I think there could be a node with the option to choose from the most known methods like Elbow, Silhouette and gap to specify the best number of clusters.
I had checked this workflow before.
The Entropy Scorer node needs a reference column. In the example, it is clustering on Iris dataset which has a class column.
How can I use this method to find optimal number of clusters for my dataset which has no class column? I want to cluster the data and use the clusters as class for classification.

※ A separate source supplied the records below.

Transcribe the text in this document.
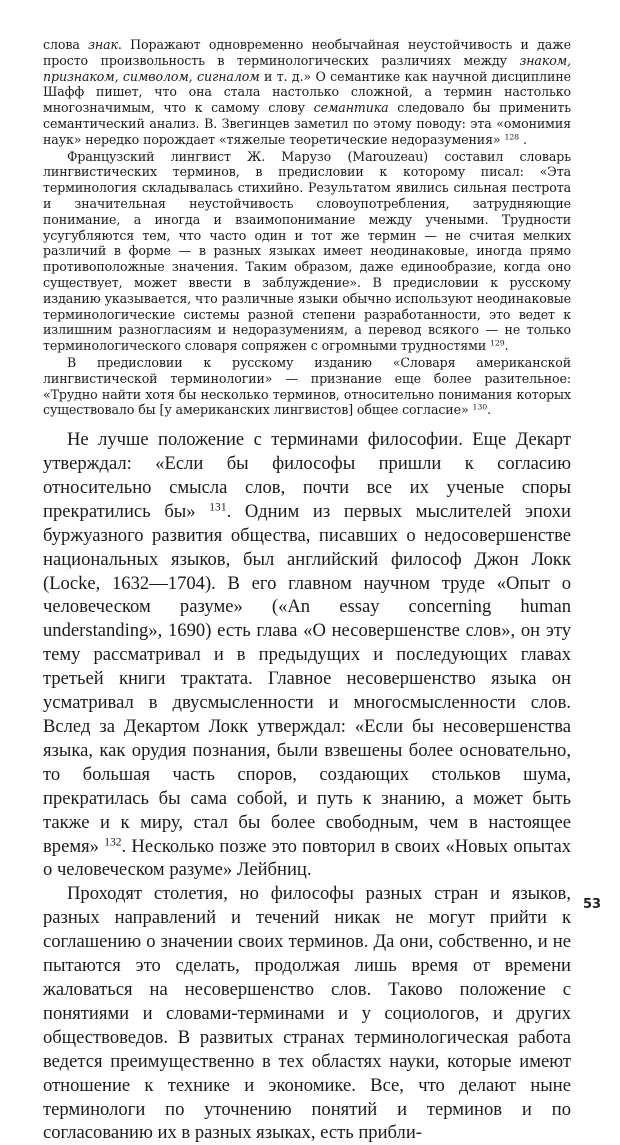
слова знак. Поражают одновременно необычайная неустойчивость и даже просто произвольность в терминологических различиях между знаком, признаком, символом, сигналом и т. д.» О семантике как научной дисциплине Шафф пишет, что она стала настолько сложной, а термин настолько многозначимым, что к самому слову семантика следовало бы применить семантический анализ. В. Звегинцев заметил по этому поводу: эта «омонимия наук» нередко порождает «тяжелые теоретические недоразумения» $^{128}$ .

Французский лингвист Ж. Марузо (Marouzeau) составил словарь лингвистических терминов, в предисловии к которому писал: «Эта терминология складывалась стихийно. Результатом явились сильная пестрота и значительная неустойчивость словоупотребления, затрудняющие понимание, а иногда и взаимопонимание между учеными. Трудности усугубляются тем, что часто один и тот же термин — не считая мелких различий в форме — в разных языках имеет неодинаковые, иногда прямо противоположные значения. Таким образом, даже единообразие, когда оно существует, может ввести в заблуждение». В предисловии к русскому изданию указывается, что различные языки обычно используют неодинаковые терминологические системы разной степени разработанности, это ведет к излишним разногласиям и недоразумениям, а перевод всякого — не только терминологического словаря сопряжен с огромными трудностями $^{129}$.

В предисловии к русскому изданию «Словаря американской лингвистической терминологии» — признание еще более разительное: «Трудно найти хотя бы несколько терминов, относительно понимания которых существовало бы [у американских лингвистов] общее согласие» $^{130}$.

Не лучше положение с терминами философии. Еще Декарт утверждал: «Если бы философы пришли к согласию относительно смысла слов, почти все их ученые споры прекратились бы» $^{131}$. Одним из первых мыслителей эпохи буржуазного развития общества, писавших о недосовершенстве национальных языков, был английский философ Джон Локк (Locke, 1632—1704). В его главном научном труде «Опыт о человеческом разуме» («An essay concerning human understanding», 1690) есть глава «О несовершенстве слов», он эту тему рассматривал и в предыдущих и последующих главах третьей книги трактата. Главное несовершенство языка он усматривал в двусмысленности и многосмысленности слов. Вслед за Декартом Локк утверждал: «Если бы несовершенства языка, как орудия познания, были взвешены более основательно, то большая часть споров, создающих стольков шума, прекратилась бы сама собой, и путь к знанию, а может быть также и к миру, стал бы более свободным, чем в настоящее время» $^{132}$. Несколько позже это повторил в своих «Новых опытах о человеческом разуме» Лейбниц.

Проходят столетия, но философы разных стран и языков, разных направлений и течений никак не могут прийти к соглашению о значении своих терминов. Да они, собственно, и не пытаются это сделать, продолжая лишь время от времени жаловаться на несовершенство слов. Таково положение с понятиями и словами-терминами и у социологов, и других обществоведов. В развитых странах терминологическая работа ведется преимущественно в тех областях науки, которые имеют отношение к технике и экономике. Все, что делают ныне терминологи по уточнению понятий и терминов и по согласованию их в разных языках, есть прибли-

53
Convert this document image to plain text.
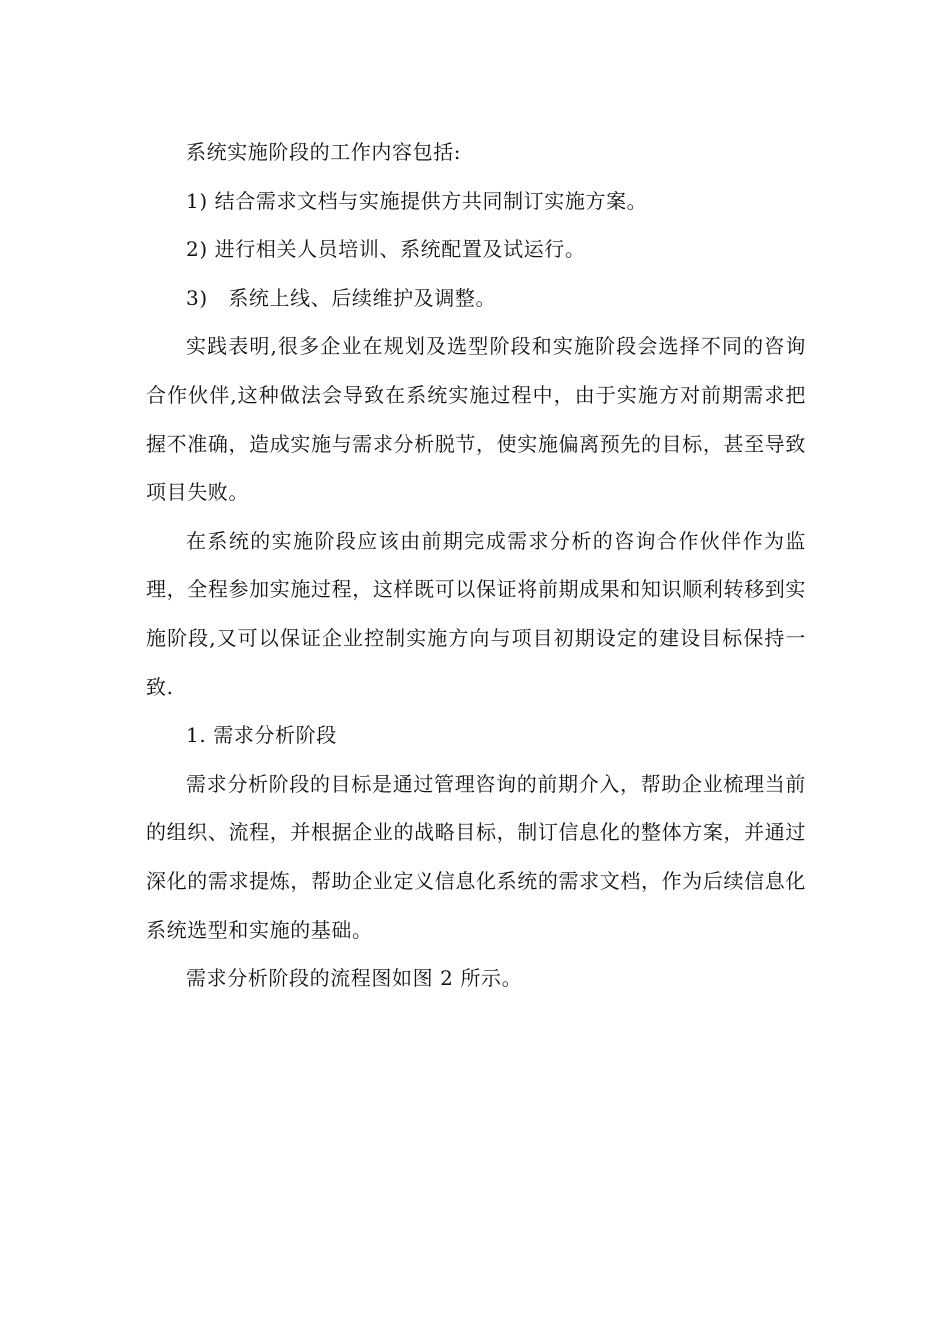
系统实施阶段的工作内容包括:

1) 结合需求文档与实施提供方共同制订实施方案。

2) 进行相关人员培训、系统配置及试运行。

3)　系统上线、后续维护及调整。

实践表明,很多企业在规划及选型阶段和实施阶段会选择不同的咨询合作伙伴,这种做法会导致在系统实施过程中，由于实施方对前期需求把握不准确，造成实施与需求分析脱节，使实施偏离预先的目标，甚至导致项目失败。

在系统的实施阶段应该由前期完成需求分析的咨询合作伙伴作为监理，全程参加实施过程，这样既可以保证将前期成果和知识顺利转移到实施阶段,又可以保证企业控制实施方向与项目初期设定的建设目标保持一致.

1. 需求分析阶段

需求分析阶段的目标是通过管理咨询的前期介入，帮助企业梳理当前的组织、流程，并根据企业的战略目标，制订信息化的整体方案，并通过深化的需求提炼，帮助企业定义信息化系统的需求文档，作为后续信息化系统选型和实施的基础。

需求分析阶段的流程图如图 2 所示。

It is tricky to find the optimal number of clusters and depends on many aspects. There is no node in KNIME which performs one of the methods you have mentioned above, but you could build a workflow for it. You may take a look at this post where a user had a similar question:
Yes we already have such a node on out list for a future release, it would be a really nice new node. However, I cannot make promises in which release we will manage to add this node.
The topic @izaychik63 linked to contains a link to a extension which seems to do what you are searching for. I don’t know the extension and it is not a trusted KNIME Community extension, so you are free to use it of course, but I cannot ensure any correct functionality. Thanks for the link, though, @izaychik63.
If the extension does not provide what you are searching for, using R might be the easiest solution for now.
and the example workflow has a bug unfortunately. The decisive variable is not connected so it would always come back with the optimal cluster number 3.
The workflow in examples server doesn’t have this bug. The number of clusters in K-Means node is read from the variable.
Thank you everybody. I hope we’ll have the new node for determining the optimal number of clusters in KNIME soon.